一方、自己資本が2,000の場合のROEと自己資本比率は以下の通りです。

  • ROE=当期純利益100 ÷ 自己資本2,000 × 100 =5%
  • 自己資本比率:自己資本1,000 × 総資本2,000 × 100 =50%

前者の例ではROEは10%で平均を超えているものの、自己資本比率は低く他人資本への依存度が高い状態です。反対に後者の例は、自己資本比率は高いもののROEが低く、投資効率は低いと言えます。

ROEと自己資本比率には強い関係があります。どちらか一方ではなく、両者の数値を確認しバランスを考えることが大切です。

自己資本利益率の上げ方

利益を上げるイメージ

ROEは投資効率や経営効率の高さを示す数値であり、数値が高いほど好ましいと言えます。もしROEが紹介した目安の数値を下回る場合、ROEを上げるための対策をするべきでしょう。以下でROEを上げる具体的な方法を3つ紹介します。

収益性を高める

自己資本の総額が同じ場合、利益が大きいほどROEが高くなります。すなわち収益力の改善はROEの向上に効果的です。
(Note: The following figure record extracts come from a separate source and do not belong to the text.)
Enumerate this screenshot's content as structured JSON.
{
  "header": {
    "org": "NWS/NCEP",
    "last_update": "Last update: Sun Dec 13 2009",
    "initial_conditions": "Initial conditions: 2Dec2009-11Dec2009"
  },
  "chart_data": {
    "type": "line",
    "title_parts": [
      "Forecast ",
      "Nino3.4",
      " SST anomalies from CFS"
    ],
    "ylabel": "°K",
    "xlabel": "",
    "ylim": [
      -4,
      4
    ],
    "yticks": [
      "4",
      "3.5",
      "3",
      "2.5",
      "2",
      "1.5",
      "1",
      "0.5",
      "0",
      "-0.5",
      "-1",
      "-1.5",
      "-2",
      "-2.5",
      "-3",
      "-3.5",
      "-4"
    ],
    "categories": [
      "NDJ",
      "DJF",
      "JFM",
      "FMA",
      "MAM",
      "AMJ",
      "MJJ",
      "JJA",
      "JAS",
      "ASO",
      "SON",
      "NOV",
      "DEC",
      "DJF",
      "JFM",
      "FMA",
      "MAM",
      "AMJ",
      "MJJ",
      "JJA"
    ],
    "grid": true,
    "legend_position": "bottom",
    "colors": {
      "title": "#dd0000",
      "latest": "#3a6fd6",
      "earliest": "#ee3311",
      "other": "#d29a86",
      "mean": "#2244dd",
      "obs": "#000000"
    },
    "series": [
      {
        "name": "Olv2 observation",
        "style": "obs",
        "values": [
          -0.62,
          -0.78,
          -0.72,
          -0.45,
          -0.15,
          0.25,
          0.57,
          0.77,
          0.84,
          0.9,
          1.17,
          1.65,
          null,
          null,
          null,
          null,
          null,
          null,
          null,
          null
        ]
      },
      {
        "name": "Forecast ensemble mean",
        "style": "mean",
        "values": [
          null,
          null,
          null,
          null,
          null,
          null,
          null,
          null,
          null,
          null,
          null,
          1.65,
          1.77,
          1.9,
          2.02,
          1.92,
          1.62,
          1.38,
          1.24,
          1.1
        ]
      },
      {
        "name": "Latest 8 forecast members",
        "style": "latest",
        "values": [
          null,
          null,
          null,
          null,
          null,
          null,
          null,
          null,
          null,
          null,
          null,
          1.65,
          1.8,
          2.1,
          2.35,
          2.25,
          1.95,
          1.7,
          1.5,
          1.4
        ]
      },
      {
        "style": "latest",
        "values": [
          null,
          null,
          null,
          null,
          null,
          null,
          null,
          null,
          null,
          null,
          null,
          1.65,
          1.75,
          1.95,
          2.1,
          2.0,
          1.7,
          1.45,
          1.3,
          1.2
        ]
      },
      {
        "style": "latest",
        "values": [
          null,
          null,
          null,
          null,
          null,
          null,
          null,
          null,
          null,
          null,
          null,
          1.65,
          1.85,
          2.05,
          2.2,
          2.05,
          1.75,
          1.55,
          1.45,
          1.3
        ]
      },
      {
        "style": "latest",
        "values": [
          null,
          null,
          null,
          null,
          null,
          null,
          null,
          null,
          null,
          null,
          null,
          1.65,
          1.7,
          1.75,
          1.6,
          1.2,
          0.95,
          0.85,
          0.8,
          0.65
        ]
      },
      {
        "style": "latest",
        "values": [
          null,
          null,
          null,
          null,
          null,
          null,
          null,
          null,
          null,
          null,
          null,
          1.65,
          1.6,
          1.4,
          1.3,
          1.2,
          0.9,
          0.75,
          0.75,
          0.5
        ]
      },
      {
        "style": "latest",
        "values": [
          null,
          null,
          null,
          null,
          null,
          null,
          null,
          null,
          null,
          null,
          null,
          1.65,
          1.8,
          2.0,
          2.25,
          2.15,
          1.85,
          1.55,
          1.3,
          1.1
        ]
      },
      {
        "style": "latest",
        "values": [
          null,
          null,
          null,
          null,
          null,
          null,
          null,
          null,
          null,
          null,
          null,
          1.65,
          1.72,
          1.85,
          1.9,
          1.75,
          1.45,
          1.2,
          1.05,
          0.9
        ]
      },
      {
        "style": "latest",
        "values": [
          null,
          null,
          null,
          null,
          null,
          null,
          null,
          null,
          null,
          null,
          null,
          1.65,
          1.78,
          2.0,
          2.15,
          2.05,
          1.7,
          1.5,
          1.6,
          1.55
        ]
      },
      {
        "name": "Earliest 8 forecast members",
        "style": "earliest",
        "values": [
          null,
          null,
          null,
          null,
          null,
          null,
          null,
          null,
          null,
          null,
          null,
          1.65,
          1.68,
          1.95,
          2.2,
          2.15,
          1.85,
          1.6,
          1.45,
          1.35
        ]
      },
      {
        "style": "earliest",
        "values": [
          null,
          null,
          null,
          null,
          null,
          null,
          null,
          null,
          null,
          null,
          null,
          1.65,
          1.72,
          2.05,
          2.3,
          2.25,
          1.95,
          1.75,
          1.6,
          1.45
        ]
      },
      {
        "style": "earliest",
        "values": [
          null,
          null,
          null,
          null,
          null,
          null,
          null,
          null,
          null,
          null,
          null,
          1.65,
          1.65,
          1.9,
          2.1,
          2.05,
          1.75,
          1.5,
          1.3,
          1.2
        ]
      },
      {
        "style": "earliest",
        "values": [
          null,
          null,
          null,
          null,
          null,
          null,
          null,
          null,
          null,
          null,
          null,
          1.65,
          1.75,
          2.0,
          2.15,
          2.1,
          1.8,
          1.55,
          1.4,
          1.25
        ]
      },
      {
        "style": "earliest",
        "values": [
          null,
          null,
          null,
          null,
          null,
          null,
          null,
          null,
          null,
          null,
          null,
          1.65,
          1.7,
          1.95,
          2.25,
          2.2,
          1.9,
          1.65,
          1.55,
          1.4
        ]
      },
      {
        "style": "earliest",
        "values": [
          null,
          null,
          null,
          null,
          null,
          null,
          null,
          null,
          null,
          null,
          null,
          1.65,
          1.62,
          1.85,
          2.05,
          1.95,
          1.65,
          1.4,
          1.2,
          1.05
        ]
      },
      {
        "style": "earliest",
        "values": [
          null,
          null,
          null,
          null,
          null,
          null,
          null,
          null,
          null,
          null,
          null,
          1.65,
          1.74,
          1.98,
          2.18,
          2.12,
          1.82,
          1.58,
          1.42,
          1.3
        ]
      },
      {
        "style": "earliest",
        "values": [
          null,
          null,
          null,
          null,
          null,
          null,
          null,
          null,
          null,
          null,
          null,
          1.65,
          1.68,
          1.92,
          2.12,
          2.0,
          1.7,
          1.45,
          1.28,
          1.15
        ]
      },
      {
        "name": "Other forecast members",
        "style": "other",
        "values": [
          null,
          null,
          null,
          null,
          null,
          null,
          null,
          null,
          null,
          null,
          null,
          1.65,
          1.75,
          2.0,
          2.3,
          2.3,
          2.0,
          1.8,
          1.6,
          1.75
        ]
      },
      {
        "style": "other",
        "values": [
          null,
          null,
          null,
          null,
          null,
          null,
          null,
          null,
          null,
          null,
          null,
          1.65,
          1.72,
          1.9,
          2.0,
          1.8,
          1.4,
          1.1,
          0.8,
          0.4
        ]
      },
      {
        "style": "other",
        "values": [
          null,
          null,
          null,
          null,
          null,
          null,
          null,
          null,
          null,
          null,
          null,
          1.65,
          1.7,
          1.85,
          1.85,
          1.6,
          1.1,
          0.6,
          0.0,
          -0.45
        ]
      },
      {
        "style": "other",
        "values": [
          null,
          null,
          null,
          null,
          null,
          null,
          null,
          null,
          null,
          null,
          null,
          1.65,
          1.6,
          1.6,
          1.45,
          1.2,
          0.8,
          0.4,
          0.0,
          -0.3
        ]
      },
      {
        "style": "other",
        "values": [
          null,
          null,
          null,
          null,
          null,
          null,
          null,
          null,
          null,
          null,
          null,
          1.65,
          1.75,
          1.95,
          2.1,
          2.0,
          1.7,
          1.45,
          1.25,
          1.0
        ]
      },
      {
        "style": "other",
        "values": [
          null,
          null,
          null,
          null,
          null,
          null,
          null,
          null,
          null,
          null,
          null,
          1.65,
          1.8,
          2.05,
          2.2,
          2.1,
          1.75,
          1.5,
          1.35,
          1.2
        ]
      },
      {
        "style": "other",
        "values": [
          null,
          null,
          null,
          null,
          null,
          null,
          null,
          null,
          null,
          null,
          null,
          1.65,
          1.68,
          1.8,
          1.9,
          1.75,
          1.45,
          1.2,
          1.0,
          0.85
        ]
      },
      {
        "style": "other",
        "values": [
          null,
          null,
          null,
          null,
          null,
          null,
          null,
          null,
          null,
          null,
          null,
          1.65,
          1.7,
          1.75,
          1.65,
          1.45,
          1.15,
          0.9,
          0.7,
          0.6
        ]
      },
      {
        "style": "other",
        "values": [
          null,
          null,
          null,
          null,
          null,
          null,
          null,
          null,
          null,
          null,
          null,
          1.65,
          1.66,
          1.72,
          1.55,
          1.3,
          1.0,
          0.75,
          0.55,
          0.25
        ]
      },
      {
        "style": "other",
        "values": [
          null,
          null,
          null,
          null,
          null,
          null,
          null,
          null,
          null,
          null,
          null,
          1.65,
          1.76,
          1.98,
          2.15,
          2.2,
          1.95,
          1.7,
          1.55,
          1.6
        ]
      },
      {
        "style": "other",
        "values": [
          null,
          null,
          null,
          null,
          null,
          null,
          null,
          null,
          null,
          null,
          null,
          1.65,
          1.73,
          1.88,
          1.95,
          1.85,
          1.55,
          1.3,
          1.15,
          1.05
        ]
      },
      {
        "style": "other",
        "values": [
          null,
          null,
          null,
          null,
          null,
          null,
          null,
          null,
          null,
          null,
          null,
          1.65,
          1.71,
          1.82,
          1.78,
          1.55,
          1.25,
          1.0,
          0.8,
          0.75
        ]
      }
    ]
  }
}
収益力を高める方法は大きく以下の2パターンに分けられます。

売上を伸ばす
客単価を上げる、新規顧客を獲得する、リピート率を上げる等が挙げられます。

経費を減らす
必要な経費まで減らしてしまうと売上も減少してしまう恐れがあるため、不要な部分のみ削るよう注意しましょう。

総資産回転率を高める

総資産回転率(総資本回転率)とは、会社の総資産をどれほど効率的に使えているかを示す指標です。総資産回転率は以下の計算式で求めます。

総資本回転率(回転)=売上高 ÷ 総資産

数値が大きいほど資産を効率的に活用していると言えます。

総資産回転率を高める方法は、売上を伸ばすか総資産を減らすかの2通りです。売上を伸ばす方法は前項で紹介したように、客単価を上げる・新規顧客を獲得する・リピート率を上げる等が挙げられます。

総資産を減らす方法として以下の例が挙げられます。

  • 棚卸資産を整理し不要な在庫を処分する
  • 売掛金を回収する
  • 遊休資産(活用していない・利益を生み出していない資産)を処分する

なお、必要な資産まで減らしてしまうと後の経営に影響を及ぼす恐れがあります。総資産を減らす方法を取る場合は必要な資産まで処分することがないよう、まずは減らして良い資産を明確化しましょう。

財務レバレッジを高める

財務レバレッジとは会社の総資産が自己資本の何倍であるかを示す数値です。自己資本をレバレッジ(てこ)として他人資本をどれほど活用したかを表します。

財務レバレッジは以下の計算式で求めます。

財務レバレッジ(倍)=総資本 ÷ 自己資本

財務レバレッジが大きいほどROEの分母である自己資本が少ない状態です。そのため、財務レバレッジを高めればROEの数値も同時に上がります。

財務レバレッジを高める方法は、他人資本を増やすか自己資本を減らすかの2通りです。ただし、他人資本の占める割合が大きいと返済負担が重くなり、経営が不安定になる恐れがあります。財務レバレッジを高める方法を取る場合は財務リスクに注意しましょう。

まとめ

ROEは自己資本を用いてどれだけの利益を上げたかを示す指標です。日本企業の平均的なROEは6〜8%程度であり、10%を超えると優良企業といわれています。

ROEを上げる方法として複数の選択肢があります。それぞれ進め方やメリット・デメリットが異なるため、自社に合う方法を選ぶことが大切です。